Before you continue, just contemplate the concepts used on this forum, for example in the inner space stretching essays. What would you call these precise and lucid concepts, if not symbolic, portals, etc. to higher realities? Steiner put it like this:
By truly experiencing the silence of the soul, we become able to hear spiritually what dwells in the world of Spirit. The ordinary sensory world then becomes a means for us to interpret what lives in the spiritual world... what resounds approaches me with a certain vivacity, it can give me, say, something like the color yellow gives me if I am sensitive and receptive to colors. Then I have something in the sense world through which I can express my experience in the world of Spirit. My perception is one I can describe by saying that 'it effects me as the color yellow does'. Or like the tone C or C sharp in music, or like warmth or cold. In brief, my sensory experiences offer me a means for expressing in ordinary words what appears to me in the world of Spirit.
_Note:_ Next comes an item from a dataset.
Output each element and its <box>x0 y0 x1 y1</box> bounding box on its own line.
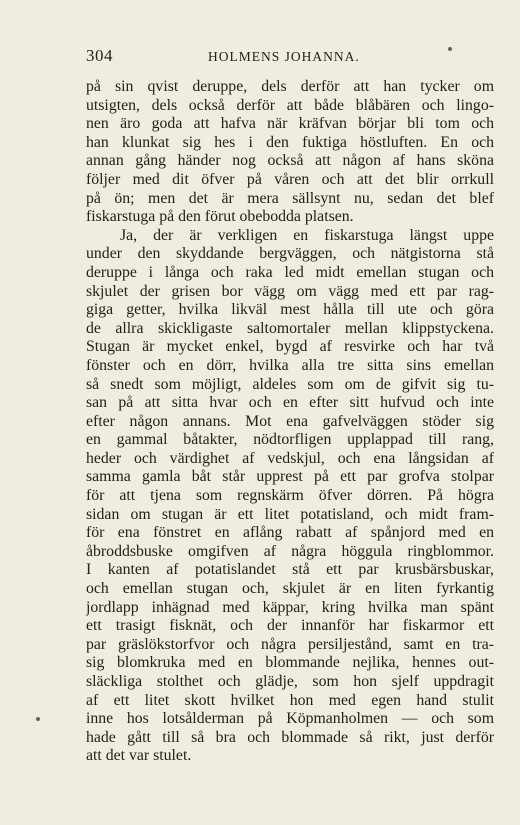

In this way, the whole sensory world becomes like a language to express what I experience in the spiritual world.
Those who seek too rapid progress do not understand this and come only to a superficial judgment. This is why patient investigators describe their experiences in terms of colors, tones, and so on. Just as we shouldn't confuse the word "table" with an actual table, so we should not confuse the world of Spirit itself... with the manner in which it is described.
We don't need to complexify this too much, it's really simple. Cleric has often spoken of our thoughts becoming 'symbolic testimonies' in this same sense. I have always been speaking of our concepts becoming "symbolic portals" (or analogical portals, etc.) in this sense, throughout all the recent essays and posts. It is a realization that our concepts are meaningful gestures to dynamic ideal relations, as you put it. And this is what mathematical-scientific models and mappings are, in their essence, even if the people developing them are completely unaware of that symbolic function.
When it comes to JP, I don't think there is any reason to suspect he is confusing our spiritual nature for the manner in which it is described via modern philosophy, science, or ancient Biblical imagery alike, especially if we consider the wider context of his thinking.